A flurry of letters exchanged between stockbrokers and the Capital Markets Authority (CMA) show that a planed restructuring of the bourse, expected to boost investor confidence, has almost stalled following the regulator’s decision not to recognise their ownership of the stock market.
The brokers had wanted the CMA to allow them to book the value of their stakes at the mutually held stock exchange- estimated at Sh251 million for each broker- as part of assets to be included in the balance sheets.
This would have seen all founder members of the Nairobi Stock Exchange (NSE) meet new rules requiring investment banks to increase their minimum capital to Sh250 million from Sh30 million, and thus secure their ticket to big transaction advisory deals that holders of stockbrokerage licences that have a lesser capital requirement of Sh30 million are locked from bidding for.
But in a letter addressed to the Kenya Association of Stockbrokers and Investment Banks (Kasib), the market regulator insists that the intermediaries will have to cede ownership of the bourse in a process called demutualisation, before the value of their claim of NSE’s assets can be ascertained.
“It is only timely completion of the demutualisation that this value will become available to members. This is in light of the fact that, at present, the NSE is a company limited by guarantee, which corporate form prohibits the distribution or allocation of value in the company amongst its members,” said the CMA chief executive Stella Kilonzo in a letter dated April 28, appearing to reject the brokers’ petition made in a letter sent almost a month earlier, on March 30.
The escalating tussle has seen an April target set for completion of the demutualisation come and pass, pushing back a reform agenda that was seen as key in winning back investor confided that eroded with the collapse of three stockbrokers in quick succession between 2007 and 2009.
Players who spoke to the Business Daily said they will not co-operate with CMA’s push for completion of the demutualisation process, especially now that four of them have been forced to revert to being stockbrokers after being disqualified from holding investment banking licences by the new rules on minimum capital.
“If it is the valuation of the NSE that is not available as of now, then we will stop the process of demutualisation until that valuation is available and our members’ shareholding determined,” said Kasib in the March 30 letter seen by the Business Daily.
The NSE is currently owned by 20 members, whose claim of a share equal to Sh251 million each puts total valuation of their stake at the bourse at about Sh5 billion.

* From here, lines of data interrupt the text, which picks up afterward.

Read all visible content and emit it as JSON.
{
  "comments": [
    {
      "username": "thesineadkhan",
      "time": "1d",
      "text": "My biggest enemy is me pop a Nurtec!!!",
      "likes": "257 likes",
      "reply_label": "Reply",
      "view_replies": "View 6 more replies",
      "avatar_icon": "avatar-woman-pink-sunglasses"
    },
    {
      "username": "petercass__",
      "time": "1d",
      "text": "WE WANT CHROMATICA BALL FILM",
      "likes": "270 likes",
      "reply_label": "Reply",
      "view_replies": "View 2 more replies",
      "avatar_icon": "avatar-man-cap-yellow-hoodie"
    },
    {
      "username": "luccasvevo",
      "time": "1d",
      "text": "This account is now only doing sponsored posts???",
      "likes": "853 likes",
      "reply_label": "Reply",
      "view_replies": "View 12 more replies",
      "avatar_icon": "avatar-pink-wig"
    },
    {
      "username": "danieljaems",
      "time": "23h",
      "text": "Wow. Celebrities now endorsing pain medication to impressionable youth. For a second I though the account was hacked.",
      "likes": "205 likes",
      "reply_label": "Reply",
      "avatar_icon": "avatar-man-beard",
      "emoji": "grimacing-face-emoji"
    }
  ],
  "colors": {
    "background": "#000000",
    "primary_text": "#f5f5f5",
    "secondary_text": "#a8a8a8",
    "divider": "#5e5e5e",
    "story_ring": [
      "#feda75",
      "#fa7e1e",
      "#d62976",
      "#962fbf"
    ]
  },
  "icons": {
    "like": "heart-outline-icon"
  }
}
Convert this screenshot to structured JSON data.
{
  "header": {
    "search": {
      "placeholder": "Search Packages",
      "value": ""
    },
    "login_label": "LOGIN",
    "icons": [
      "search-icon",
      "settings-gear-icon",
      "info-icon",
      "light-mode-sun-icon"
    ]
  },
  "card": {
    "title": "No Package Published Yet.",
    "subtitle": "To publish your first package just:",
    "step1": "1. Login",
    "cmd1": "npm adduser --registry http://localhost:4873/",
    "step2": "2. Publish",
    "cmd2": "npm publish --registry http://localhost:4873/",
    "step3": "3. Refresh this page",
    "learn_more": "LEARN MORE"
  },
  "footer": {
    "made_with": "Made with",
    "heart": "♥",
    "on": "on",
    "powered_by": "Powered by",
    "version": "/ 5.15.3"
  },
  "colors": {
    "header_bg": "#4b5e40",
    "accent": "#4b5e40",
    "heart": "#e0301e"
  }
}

The Sh251 million claim is, however, only based on the last sale price of a seat at the NSE in 2007, which some have said needs to be re-valued.
It also emerged that stockbrokers are split between those supporting the new capitalisation rules and a speedy demutualisation process and those opposed to reforms of the stock market.
Drummond, Sterling, Afrika and ApexAfrica investment banks were forced to revert to being stockbrokers after failing to comply with the new capital threshold.
The growing wedge was evident in an address that chairman of the bourse, Mr Eddy Njoroge, made on April 25 stating that brokers were ready to complete demutualisation “by the second half of this year,” a position that Kasib does not appear to support.
The brokers’ lobby organisation tells CMA in the letter sent in March that brokers who have reduced ownership of their firms to 25 per cent as stipulated in the reforms first announced by Finance minister Uhuru Kenyatta had done so under duress, but not out of their support for the ongoing reforms.